22. Puncak Amarah

3.6K 309 36
                                    

• Bila Rasaku Ini Rasamu, Kerispatih🎶

###

"Bahkan, saat kamu sudah berhasil mematahkan hatiku, aku masih tetap disana. Aku diam, menunggu kamu pulang. Meski aku tahu, kalau semua harapanku tak mungkin terjadi. Karena aku tahu, kalau rumah kamu sekarang bukan aku, tapi dia."

•••

SEMUA ini benar-benar membuat Adena muak.

Gadis itu tidak pernah sesakit ini sebelumnya, tapi entah kenapa, kali ini rasanya sakit sekali. Awalnya, Adena sudah mencoba untuk merelakan Raffa sedikit demi sedikit. Tapi, semuanya itu gagal. Karena meskipun dia mencoba untuk merelakan, rasa sakit itu tetap ada tiap kali Adena mendapati Raffa berada di dekat Kirana.

Langit saat itu mulai terlihat gelap. Matahari tak lagi menampakkan dirinya, melainkan berganti dengan awan tebal yang menyelimuti langit. Sore itu, langit menangis.

Sama.

Sama dengan hatinya yang menangis karena Raffa.

Saat itu, Adena tidak lagi takut sakit karena hujan. Terbukti dari dia yang malah membiarkan rintikkan hujan itu membasahi sekujur tubuhnya yang terduduk lemas di atas kursi kayu yang pula ikut basah. Bodohnya, ia rela melakukan hal itu untuk sosok Raffa. Perempuan itu lantas dengan cepat mendongakkan kepala begitu rintikkan air itu tidak lagi mengenai badannya--melainkan ada sebuah payung yang menghalau rintikkan itu dari langit. Adena hanya bisa terpaku sejenak saat sebuah jaket tersampir pada bahunya yang menggigil.

"Badan lo udah gede, tapi sifatnya masih kayak anak kecil." Itu cibiran. Tentu dari Dean. "Malu-maluin. Buat apa lo nangisin cowok kayak dia? Kayak nggak ada cowok lain aja di dunia."

Melihat itu, Adena hanya bisa kembali menunduk. Ia mengusap kasar hidungnya untuk sesaat. "Kenapa lo disini, Yan?"

  Dean menghela napas berat, lantas mendengus. "Jaga-jaga. Takutnya lo malah lupa diri terus melakukan tindakkan diluar akal sehat cuma karena galauin Raffa."

Mendengar itu, Adena hanya bisa bungkam. Ia menatap pada lantai yang ia pijaki yang kini sudah digenangi air.

  Suara dehaman Dean lantas membuat Adena terpengarah. "Jadi niat lo duduk disini sampe kapan? Gue capek kali kalo harus nungguin lo dengan situasi nggak kondusif kayak gini."

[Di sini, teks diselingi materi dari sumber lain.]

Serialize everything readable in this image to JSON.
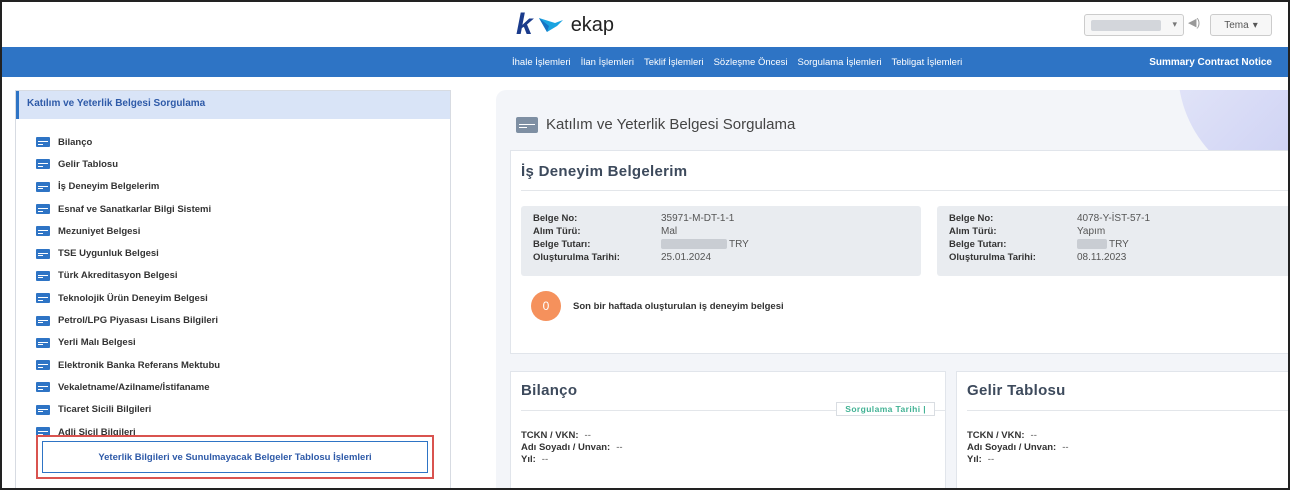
{
  "brand": {
    "name": "ekap"
  },
  "header": {
    "theme_label": "Tema",
    "caret": "▾"
  },
  "nav": {
    "items": [
      "İhale İşlemleri",
      "İlan İşlemleri",
      "Teklif İşlemleri",
      "Sözleşme Öncesi",
      "Sorgulama İşlemleri",
      "Tebligat İşlemleri"
    ],
    "right_label": "Summary Contract Notice"
  },
  "sidebar": {
    "title": "Katılım ve Yeterlik Belgesi Sorgulama",
    "items": [
      "Bilanço",
      "Gelir Tablosu",
      "İş Deneyim Belgelerim",
      "Esnaf ve Sanatkarlar Bilgi Sistemi",
      "Mezuniyet Belgesi",
      "TSE Uygunluk Belgesi",
      "Türk Akreditasyon Belgesi",
      "Teknolojik Ürün Deneyim Belgesi",
      "Petrol/LPG Piyasası Lisans Bilgileri",
      "Yerli Malı Belgesi",
      "Elektronik Banka Referans Mektubu",
      "Vekaletname/Azilname/İstifaname",
      "Ticaret Sicili Bilgileri",
      "Adli Sicil Bilgileri"
    ],
    "table_button_label": "Yeterlik Bilgileri ve Sunulmayacak Belgeler Tablosu İşlemleri"
  },
  "main": {
    "title": "Katılım ve Yeterlik Belgesi Sorgulama",
    "experience": {
      "title": "İş Deneyim Belgelerim",
      "labels": {
        "belge_no": "Belge No:",
        "alim_turu": "Alım Türü:",
        "belge_tutari": "Belge Tutarı:",
        "olusturulma": "Oluşturulma Tarihi:"
      },
      "cards": [
        {
          "belge_no": "35971-M-DT-1-1",
          "alim_turu": "Mal",
          "currency": "TRY",
          "tarih": "25.01.2024"
        },
        {
          "belge_no": "4078-Y-İST-57-1",
          "alim_turu": "Yapım",
          "currency": "TRY",
          "tarih": "08.11.2023"
        }
      ],
      "count": "0",
      "count_label": "Son bir haftada oluşturulan iş deneyim belgesi"
    },
    "bilanco": {
      "title": "Bilanço",
      "query_date_label": "Sorgulama Tarihi |",
      "lines": [
        {
          "label": "TCKN / VKN:",
          "value": "--"
        },
        {
          "label": "Adı Soyadı / Unvan:",
          "value": "--"
        },
        {
          "label": "Yıl:",
          "value": "--"
        }
      ]
    },
    "gelir": {
      "title": "Gelir Tablosu",
      "lines": [
        {
          "label": "TCKN / VKN:",
          "value": "--"
        },
        {
          "label": "Adı Soyadı / Unvan:",
          "value": "--"
        },
        {
          "label": "Yıl:",
          "value": "--"
        }
      ]
    }
  },
  "colors": {
    "primary": "#2e74c5",
    "badge": "#f5915c",
    "highlight": "#d9534f",
    "tag_text": "#41b294"
  }
}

Praktis, Adena menoleh. Ia menatap Dean dalam, seperti memohon. "Gue boleh minta tolong, nggak?" pinta perempuan itu. Sebagai reaksi, Dean hanya menyatukan kedua alisnya. "Bawa gue pergi, tapi selain ke rumah."

****

Sebuah instrumen yang Adena kenal persis berjudul Kiss The Rain menggema. Perlahan, suara itu mampu membangunkan Adena dari tidurnya. Dengan keadaan yang belum sadar seutuhnya, Adena bangun. Ia lantas mengucek matanya beberapa kali--berharap agar pandangan samar di depannya semakin jelas. Spontan, kening Adena mengerut saat sadar kalau dirinya kini berada di sebuah ruangan yang didominasi dengan warna putih. Bukan itu yang membuat Adena terkejut, melainkan saat tahu kalau ini bukan kamar miliknya.

Lantas, Adena turun dari tempat ia terlelap. Sambil mengucek mata, gadis itu menuruni tangga yang berada di dekat kamar. Sepersekian detik kemudian, Adena lagi menyerngit begitu melihat sosok laki-laki dengan balutan sweater berwarna abu-abu tengah duduk berhadapan dengan alat musik yang menjadi sumber suara. "Dean?"

Tangan Dean yang awalnya menari di atas tuts piano itu lantas terhenti. Ia mendongakkan kepala ke atas, mendapati Adena dengan lingkaran hitam yang menggantung di bawah matanya. "Udah bangun?"